I remember reading this series like daily back when tuc week 2022 was ongoing. Before then, I don't think I'd ever considered the ship. Fast forward 3 years later and armed with way too much power, it easily made my to-bind list, and I also really wanted to get into the practice of making author copies. Binderery let me check both of those boxes off.
Thank you so much to @blanketed-in-stars for letting me bind her work, which you can read for yourself on a03 here! It's fantastic and I recommend it to all the hamnet/mareth fans out there. Literally rewired my entire world view of them.
Progress pics and way too long history dive/ramble below the cut:
I really wanted something that looked like it could belong in the Underland, which posed a huge challenge. Their society was mostly reliant on technology from the 1600s, kept records with vellum and parchment scrolls, or in the case of Sandwich, carved them into the walls. But what about books?

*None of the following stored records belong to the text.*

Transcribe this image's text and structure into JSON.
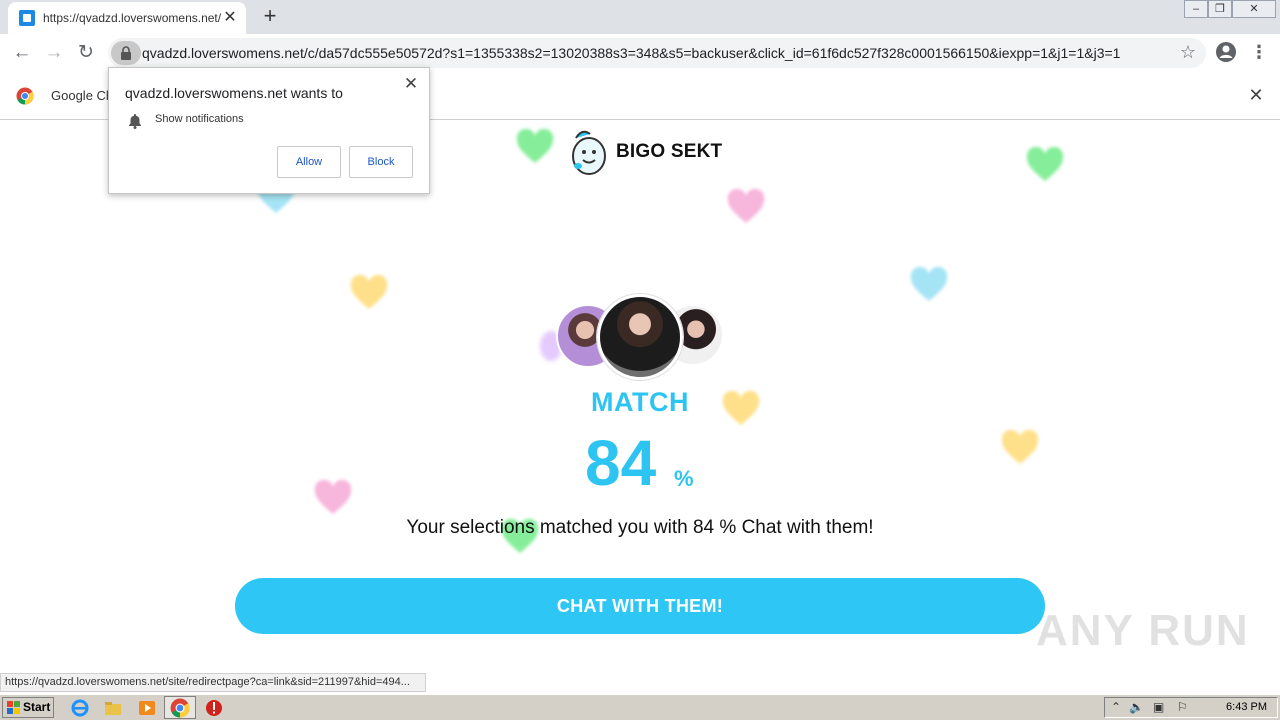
{
  "browser": {
    "tab_title": "https://qvadzd.loverswomens.net/c/",
    "tab_close": "✕",
    "new_tab": "+",
    "url": "qvadzd.loverswomens.net/c/da57dc555e50572d?s1=1355338s2=13020388s3=348&s5=backuser&click_id=61f6dc527f328c0001566150&iexpp=1&j1=1&j3=1",
    "infobar_text": "Google Ch",
    "status_url": "https://qvadzd.loverswomens.net/site/redirectpage?ca=link&sid=211997&hid=494..."
  },
  "notification": {
    "title": "qvadzd.loverswomens.net wants to",
    "permission": "Show notifications",
    "allow_label": "Allow",
    "block_label": "Block"
  },
  "page": {
    "brand": "BIGO SEKT",
    "match_label": "MATCH",
    "match_value": "84",
    "match_pct": "%",
    "subtitle": "Your selections matched you with   84 %  Chat with them!",
    "cta_label": "CHAT WITH THEM!",
    "watermark": "ANY RUN"
  },
  "taskbar": {
    "start_label": "Start",
    "clock": "6:43 PM"
  },
  "colors": {
    "accent": "#2ec4f1",
    "cta": "#2ec7f5"
  }
}
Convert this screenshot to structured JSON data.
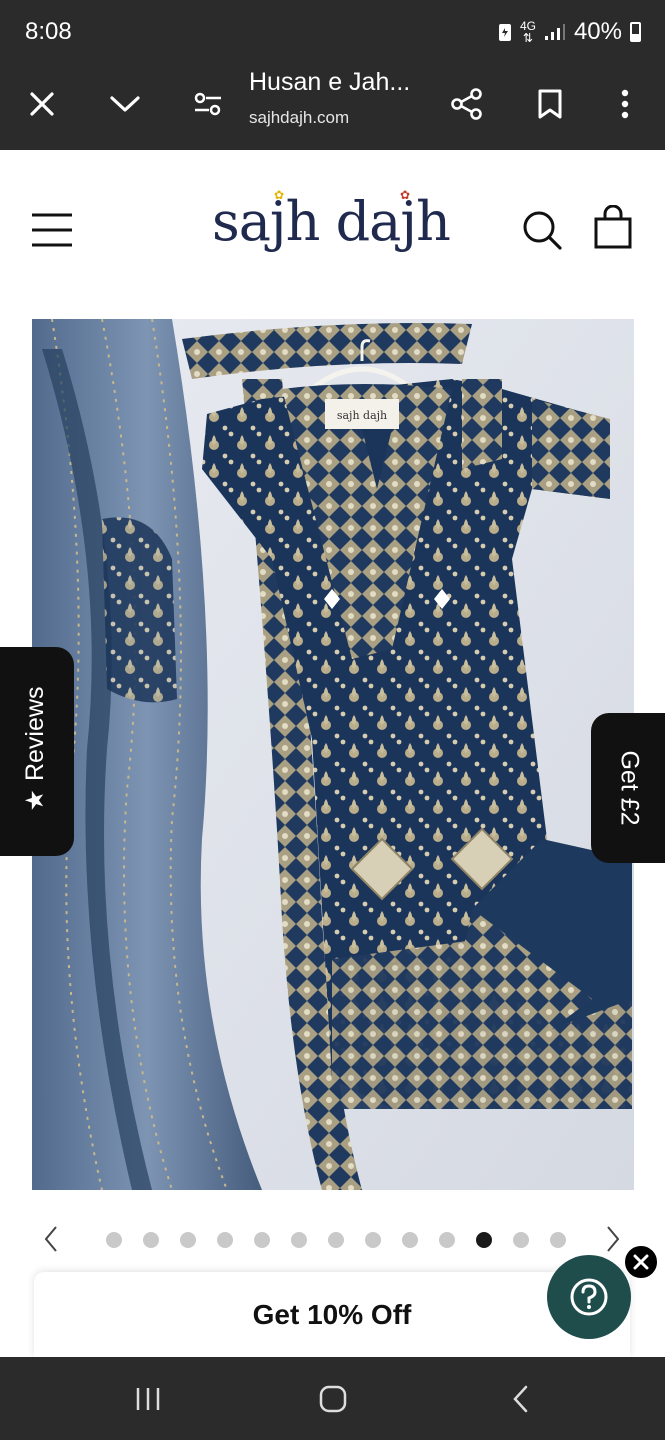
{
  "status_bar": {
    "time": "8:08",
    "network_top": "4G",
    "battery_text": "40%"
  },
  "browser": {
    "page_title": "Husan e Jah...",
    "url": "sajhdajh.com"
  },
  "site": {
    "logo_text": "sajh dajh",
    "label_tag_text": "sajh dajh"
  },
  "side_tabs": {
    "reviews_label": "Reviews",
    "get_label": "Get £2"
  },
  "carousel": {
    "dot_count": 13,
    "active_index": 10
  },
  "promo": {
    "label": "Get 10% Off"
  },
  "colors": {
    "chrome": "#2b2b2b",
    "brand_navy": "#1f2a4e",
    "help_teal": "#1f4d4c",
    "dress_navy": "#173151"
  }
}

Gutenburg's press started printing commercially in around the 1450s, but the first American and English presses started in 1638 and 1476, respectively. It wasn't exactly a new technology, but it certainly may not have been something one could just lug down to the Underland(or take on a ship). So were the lack of books due to never being in Gregor's viewpoint, Regalia being a society that didn't value books, or simply a lack of supplies? How much of the population, especially the Underlanders, could read, anyway? Was that something restricted to the rats, who often went topside to read (eat) library books, and the upper class in Regalia, or was most of the population literate? Could the spinners make a silk paper-like cloth? Could they cast their own type and run sheets through a press? What about handwritten books? (Did the Regalians even have a currency?) Maybe they were simply too focused on military affairs and had no time for books. There were simply too many questions to answer, so I ended up going "well, I want this bound and it doesn't have to be precise down to the letter. let's do this."
I went Coptic binding because it was first used as early as the 2nd century CE, though likely not a popular binding method in England. However, coptic binding/the codex ties back to the Roman diptych, which felt fitting for Regalia, as a very Greek/Roman inspired society. As for the fabric, I picked it simply because it reminded me of the jungle where we first meet Hamnet. The vines were too good.
I set the binding to pamphlet which felt way too thick, so I ended up reprinting it twice: the one you see above, and then the author's copy, which I was able to do in cream because my paper arrived the day after. Only the author copy has thicker boards because I found them after I cut the first ones and didn't want to waste those. It happens lol.
Once again, I'm thrilled with how it turned out :) and one final thank you to blanketed_in_stars for letting me do this and the Renegade Guild for all their help during Binderery!